Un apego saludable es vital desde la primera infancia. Nos ayuda a establecer relaciones humanas positivas, y puede prevenir una gran diversidad de alteraciones mentales y emocionales; sin embargo, el desapego también es necesario para tener una buena salud mental, física y emocional. 

El desapego (la capacidad de soltar, dejar ir) es tan importante como la capacidad de retener. Cuando existe resistencia al apego, el escenario se comprime y difícilmente podemos acceder o aprovechar las oportunidades que se nos presentan. 

No en vano el budismo señala el apego como la fuente de todo sufrimiento. 

¿Qué es el apego malsano y cómo reconocerlo?

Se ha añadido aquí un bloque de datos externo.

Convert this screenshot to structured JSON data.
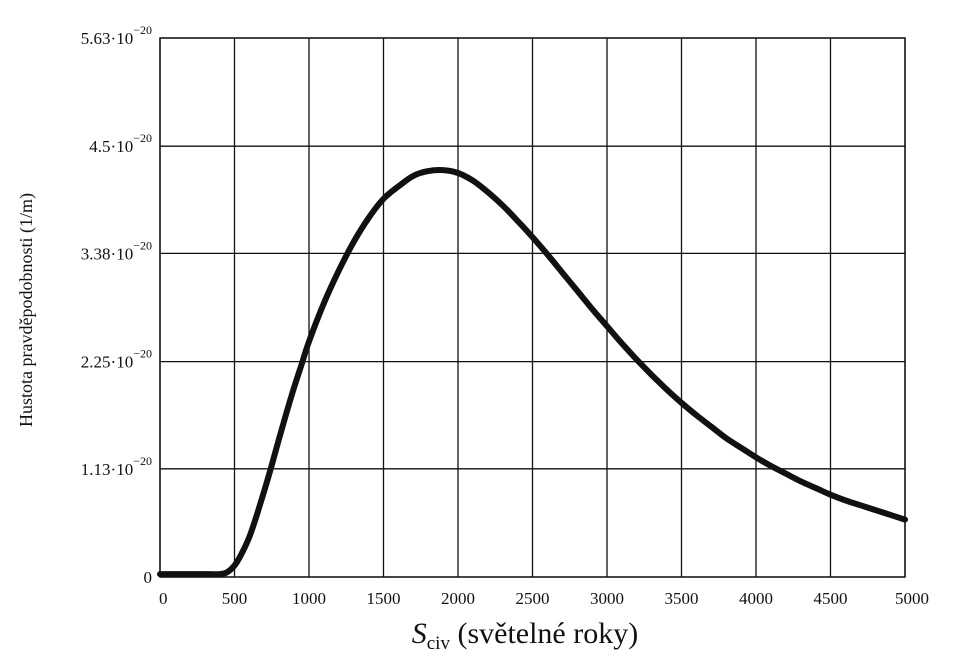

Hay mucha confusión cuando se habla de apego y desapego. La psicología se refiere al apego como el vínculo emocional que existe entre una madre o cuidador primario y un niño, pero el concepto es muy flexible y se utiliza también para definir el vínculo que los adultos establecemos con otras personas, objetos y situaciones. 

Es posible apegarse a un empleo, una pareja o una casa, y –dentro de ciertos límites– es normal que ocurra; sin embargo, cuando no desarrollamos un estilo de apego organizado durante la infancia, es probable que nos veamos inclinados a repetir esquemas de apego malsano en todas las áreas de nuestra vida en la etapa adulta.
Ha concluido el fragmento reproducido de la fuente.